I can’t think of another band from the time who sound like the Pixies. They’re sorta surf-rock, but not really. Sorta punk, but not really. Sorta spaghetti western soundtrack, but not really. Nick Cave’s great, screamy old band, The Birthday Party, is a good comparison… but not really. 

In interviews many years later, Frank Black said that back in the 80s, he considered himself to be a surrealist, which makes perfect sense and I think that’s part of what made the Pixies different.

Surrealism is about the irrational. It’s an affront to all things simple and linear. It’s often grotesque and scandalous. It favors unrest and wanton absurdity. Art should be dangerous, says the old surrealists. They see an audience that’s confused and offended as a good thing. It’s how you fight stagnation in the culture. Shock might be the initial reaction, but the work should stick with you and your feelings may change over time. Yesterday’s freaky sliced eyeball is tomorrow’s college film course staple.

The Pixies took that and reworked it for rock ‘n’ roll. Sure, they dumbed it down, but that’s rock music for you. The Pixies weren’t revolutionaries. They weren’t avant garde. If they have strong opinions about politics or culture, none of them ever say a word about it. They just wanted to rock. They played like hellhounds while Francis screamed his head off about anything and nothing.

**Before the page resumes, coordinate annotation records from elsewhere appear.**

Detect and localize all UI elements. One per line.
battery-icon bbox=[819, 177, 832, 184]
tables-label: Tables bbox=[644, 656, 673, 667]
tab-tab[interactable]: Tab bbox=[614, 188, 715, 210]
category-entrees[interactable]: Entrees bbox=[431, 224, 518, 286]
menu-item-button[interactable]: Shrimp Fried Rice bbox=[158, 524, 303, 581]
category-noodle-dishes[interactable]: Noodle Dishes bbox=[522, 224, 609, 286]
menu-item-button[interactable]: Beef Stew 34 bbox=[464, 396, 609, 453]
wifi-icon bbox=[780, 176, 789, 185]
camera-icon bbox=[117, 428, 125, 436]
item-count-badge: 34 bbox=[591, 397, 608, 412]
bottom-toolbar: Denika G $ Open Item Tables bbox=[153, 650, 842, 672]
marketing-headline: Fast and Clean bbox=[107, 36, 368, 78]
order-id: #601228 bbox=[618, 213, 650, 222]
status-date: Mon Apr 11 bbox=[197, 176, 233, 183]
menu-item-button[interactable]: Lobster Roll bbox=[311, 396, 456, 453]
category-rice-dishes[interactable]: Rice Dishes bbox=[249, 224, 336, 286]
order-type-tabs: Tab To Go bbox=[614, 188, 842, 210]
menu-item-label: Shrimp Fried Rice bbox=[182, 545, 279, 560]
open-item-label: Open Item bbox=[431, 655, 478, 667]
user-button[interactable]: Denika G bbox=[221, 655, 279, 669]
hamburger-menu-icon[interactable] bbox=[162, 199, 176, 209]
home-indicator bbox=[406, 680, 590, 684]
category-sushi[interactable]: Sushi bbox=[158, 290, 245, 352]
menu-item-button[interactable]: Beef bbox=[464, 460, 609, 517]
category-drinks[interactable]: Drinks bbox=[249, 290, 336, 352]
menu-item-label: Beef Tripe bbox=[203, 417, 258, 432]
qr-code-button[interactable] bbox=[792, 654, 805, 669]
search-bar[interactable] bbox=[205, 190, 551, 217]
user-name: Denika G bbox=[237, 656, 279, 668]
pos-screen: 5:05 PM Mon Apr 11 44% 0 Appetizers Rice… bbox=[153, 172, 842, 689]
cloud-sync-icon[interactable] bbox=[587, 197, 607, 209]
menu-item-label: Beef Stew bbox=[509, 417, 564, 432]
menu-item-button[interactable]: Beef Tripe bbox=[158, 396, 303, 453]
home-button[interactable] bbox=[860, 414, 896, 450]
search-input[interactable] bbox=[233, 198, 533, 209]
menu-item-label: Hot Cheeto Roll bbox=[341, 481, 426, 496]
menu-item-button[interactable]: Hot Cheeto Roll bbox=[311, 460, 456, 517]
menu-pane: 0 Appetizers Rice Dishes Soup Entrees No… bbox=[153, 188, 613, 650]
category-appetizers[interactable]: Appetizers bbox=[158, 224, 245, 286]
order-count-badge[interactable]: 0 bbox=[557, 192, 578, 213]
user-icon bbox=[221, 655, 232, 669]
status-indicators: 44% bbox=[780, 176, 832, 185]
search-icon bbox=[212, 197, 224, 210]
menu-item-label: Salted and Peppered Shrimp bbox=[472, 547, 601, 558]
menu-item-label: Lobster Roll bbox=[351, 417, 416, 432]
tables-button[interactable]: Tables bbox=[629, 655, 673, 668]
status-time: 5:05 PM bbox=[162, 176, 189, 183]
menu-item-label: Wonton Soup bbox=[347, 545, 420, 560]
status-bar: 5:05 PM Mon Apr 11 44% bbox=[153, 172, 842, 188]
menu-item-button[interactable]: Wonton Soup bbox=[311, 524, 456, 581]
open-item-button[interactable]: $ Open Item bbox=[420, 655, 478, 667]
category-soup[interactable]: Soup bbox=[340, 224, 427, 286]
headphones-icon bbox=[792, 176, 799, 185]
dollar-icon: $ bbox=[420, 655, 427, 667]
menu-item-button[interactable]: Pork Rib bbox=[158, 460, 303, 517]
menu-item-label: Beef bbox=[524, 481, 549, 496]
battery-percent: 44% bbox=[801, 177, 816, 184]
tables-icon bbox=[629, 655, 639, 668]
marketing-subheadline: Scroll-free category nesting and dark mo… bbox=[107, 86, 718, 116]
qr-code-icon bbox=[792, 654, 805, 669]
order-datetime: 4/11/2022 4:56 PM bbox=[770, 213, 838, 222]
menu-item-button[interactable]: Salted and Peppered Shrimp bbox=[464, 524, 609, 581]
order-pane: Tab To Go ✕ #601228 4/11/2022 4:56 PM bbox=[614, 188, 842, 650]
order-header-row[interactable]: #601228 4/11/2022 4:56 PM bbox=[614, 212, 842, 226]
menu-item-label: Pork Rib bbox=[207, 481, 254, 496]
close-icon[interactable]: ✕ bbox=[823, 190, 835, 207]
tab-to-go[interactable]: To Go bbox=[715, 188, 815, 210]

Most rock ‘n’ roll screamers who go for the psycho, blood-curdling sound are angry. They’re telling someone (or everyone) to go fuck themselves. They’re exorcising personal demons, wallowing in pain.

Black Francis, by contrast, screamed holy hell often for no reason at all, except that it sounded great. I think it’s a product of his interest in surrealism. There’s an absurdity to it. What emotion is this banshee wail coming from? In Pixies songs, you can’t always tell.

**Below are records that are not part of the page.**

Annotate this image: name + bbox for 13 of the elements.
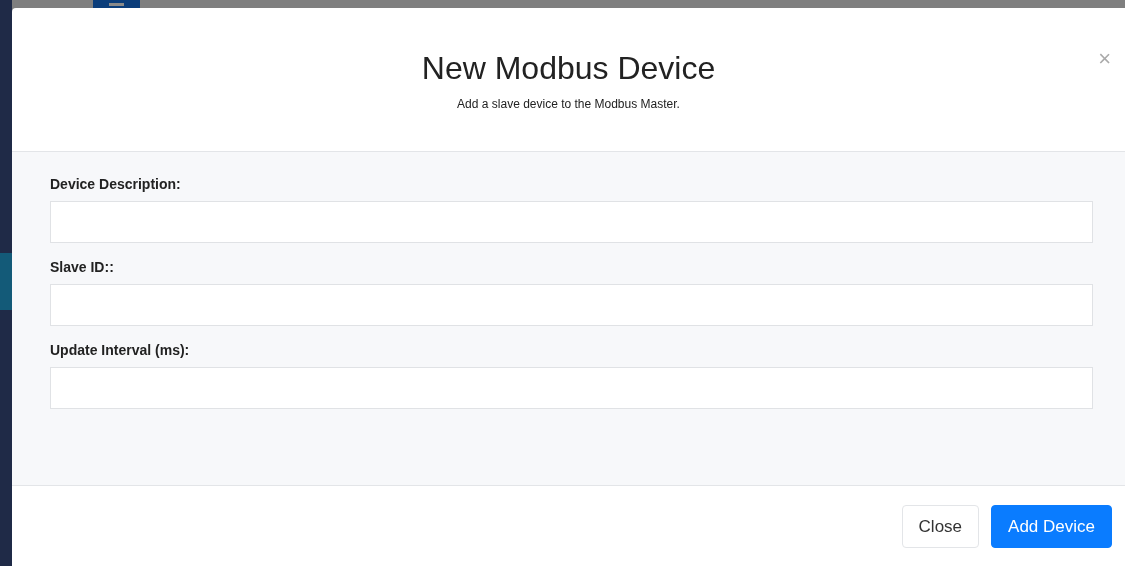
field-label: Slave ID:: bbox=[50, 259, 115, 275]
close-button[interactable]: × bbox=[1098, 48, 1111, 70]
input-field[interactable] bbox=[50, 284, 1093, 326]
input-field[interactable] bbox=[50, 367, 1093, 409]
modal-subtitle: Add a slave device to the Modbus Master. bbox=[457, 97, 680, 111]
modal-title: New Modbus Device bbox=[421, 50, 716, 87]
sidebar-item[interactable] bbox=[0, 253, 12, 310]
input-field[interactable] bbox=[50, 201, 1093, 243]
field-label: Device Description: bbox=[50, 176, 182, 192]
add-device-button[interactable]: Add Device bbox=[991, 505, 1112, 548]
menu-icon bbox=[109, 3, 124, 6]
field-label: Update Interval (ms): bbox=[50, 342, 191, 358]
close-dialog-button[interactable]: Close bbox=[901, 505, 980, 548]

Pixies songs are often silly. Or they’re about nothing. A little Biblical imagery here and there. Some sci-fi. Some taboo matters (the recurring incest theme in the early years, always thrown out like a dark joke). Meanwhile, the performances are INTENSE. They take ridiculous songs and rampage through them like they mean everything in the world.

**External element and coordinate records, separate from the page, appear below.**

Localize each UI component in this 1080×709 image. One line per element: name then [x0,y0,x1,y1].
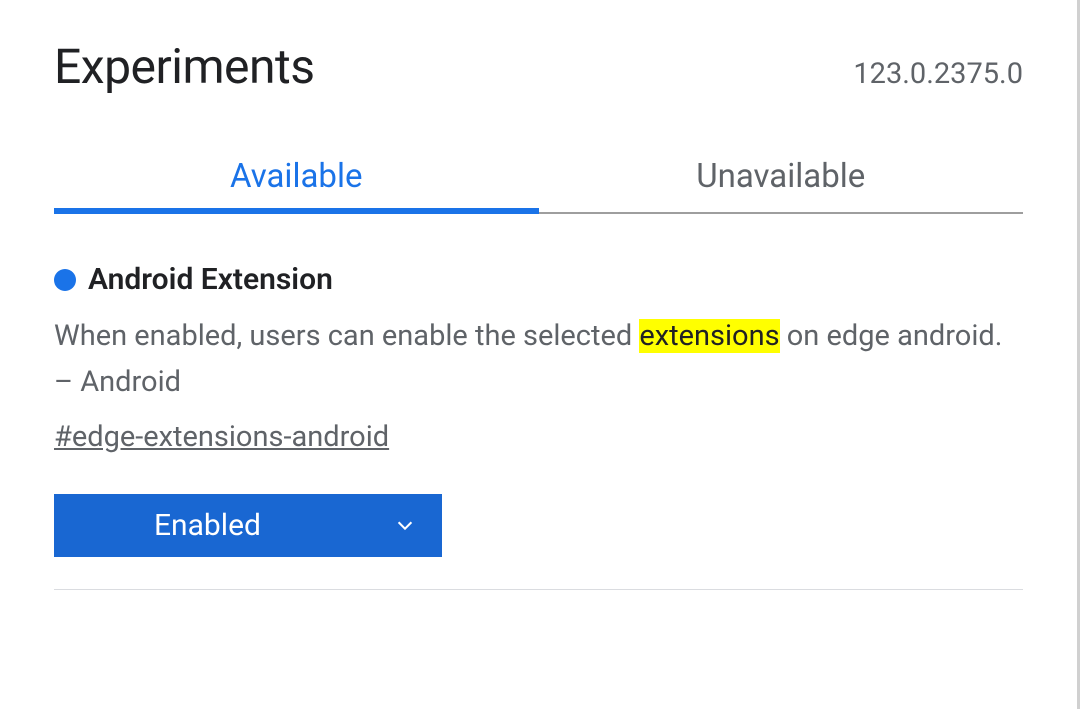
experiment-description: When enabled, users can enable the selec… [54,313,1023,406]
chevron-down-icon [394,514,416,536]
experiments-page: Experiments 123.0.2375.0 Available Unava… [0,0,1080,709]
tab-unavailable[interactable]: Unavailable [539,157,1024,214]
version-text: 123.0.2375.0 [853,57,1023,91]
dropdown-selected-label: Enabled [154,508,334,543]
status-dot-icon [54,269,76,291]
experiment-anchor-link[interactable]: #edge-extensions-android [54,420,389,454]
experiment-item: Android Extension When enabled, users ca… [54,262,1023,590]
experiment-title-row: Android Extension [54,262,1023,297]
desc-highlight: extensions [639,319,779,353]
experiment-title: Android Extension [88,262,333,297]
tab-bar: Available Unavailable [54,157,1023,214]
state-dropdown[interactable]: Enabled [54,494,442,557]
header-row: Experiments 123.0.2375.0 [54,38,1023,95]
desc-prefix: When enabled, users can enable the selec… [54,319,639,353]
tab-available[interactable]: Available [54,157,539,214]
page-title: Experiments [54,38,314,95]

There’s a weird humor to that approach.

A million bands have nibbled off the Pixies’ influence. The sound, the vocal style, Francis’s little songwriting tricks. However, almost none of them ever really nails their sense of humor. Or their curious balance of funny, sexy and scary.

That belongs to them. The pretenders never get it exactly right.

Because they’re Pixies fans and not surrealists.

The Pixies drew a real line in the sand right from their first record.  They’re young punks, but full of confidence. They’re still learning how to tango, but the rose is firmly in their teeth.

This eight-song EP was taken straight from a demo, recorded in three days in March of 1987, of seventeen songs that was informally titled “The Purple Tape” and was in the hands of 4AD Records, who flipped over it.

Or at least label co-founder Ivo Watts-Russell did. He picked his favorite songs from the batch and that became Come On Pilgrim.

Most of the remaining nine songs were redone for later albums and B-sides. The original 1987 versions though were well-bootlegged over the years and finally came out officially in 2002 as an EP on SpinART Records, who were also putting out the Frank Black & The Catholics albums at the time.

We’ll get to it when we get to it.

In the meantime, I say listen to Come On Pilgrm for what it is: the sound of weird stars being born.

3 Replies to “Frank Black-O-Rama! #1: Introduction and COME ON PILGRIM”

  1. “Black Francis, by contrast, screamed holy hell often for no reason at all, except that it sounded great.” Very well said !

  2. Really enjoyed this first entry! Quick correction– it’s Frank on guitar for the entirety of the intro to Caribou, save that last note right before the vocals enter.